Dive Brief:
-
Warby Parker in recent months has been targeted by credential stuffing attacks — incidents in which stolen customer usernames and passwords were used in attempts to access customer accounts, according to a press release sent to Retail Dive.
-
The eyeglasses retailer said that about 198,000 of its customer accounts were targeted between late September and late November, when evidence of the attacks was discovered and Warby Parker alerted law enforcement. The retailer stated that unauthorized parties obtained the usernames and passwords from unrelated breaches at other companies.
-
The company contacted customers that may have been impacted and required them to change their passwords. Warby Parker stated that there is no indication that the attacks were successful in allowing unauthorized access to payment card information.
Dive Insight:
As retail security attacks go, the estimated number of people that may have been impacted is relatively low compared to other attacks (last year's Shein data breach affected 6.4 million accounts, for example). There doesn't appear to be any proof that the attack was successful, despite occurring over a period of two months.

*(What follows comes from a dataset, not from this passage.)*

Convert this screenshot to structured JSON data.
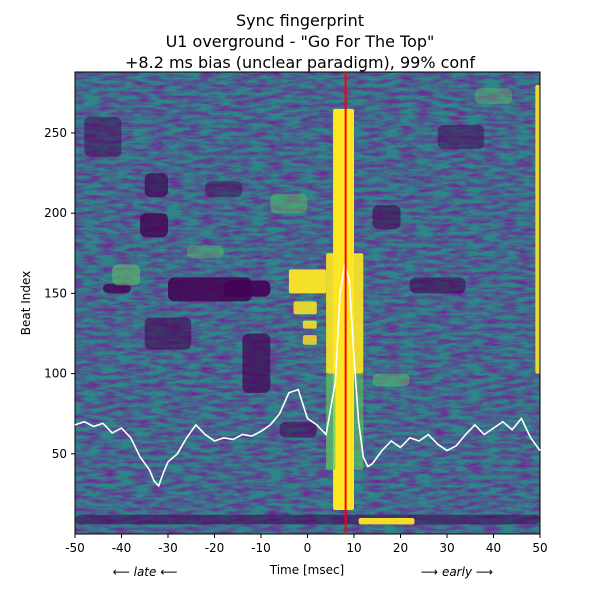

The credentials that were used in the attempted attacks on Warby Parker are believed to have been stolen in separate, previous attacks on other companies. This is an example of how a successful data breach affecting one company and its customers can have a ripple effect across other companies and industries — especially if customers fail to change their username and passwords on accounts they hold with other businesses.
In fact, password reuse is a widespread problem. A study commissioned last year by identity theft intelligence firm 4iQ found that almost half of surveyed consumers admitted to reusing account passwords across multiple websites.
The threat of data breaches is already a problem in retail, one that retailers seem to have few ideas about how to fight effectively. More companies have started to pursue greater protection measures, but the lack of urgency with which their own customers may try to protect themselves, including failing to use different passwords on different accounts, can make data breaches an even tougher problem to fight.
In light of the breach, Warby Parker announced a continuation of investing in tech designed to protect security and privacy.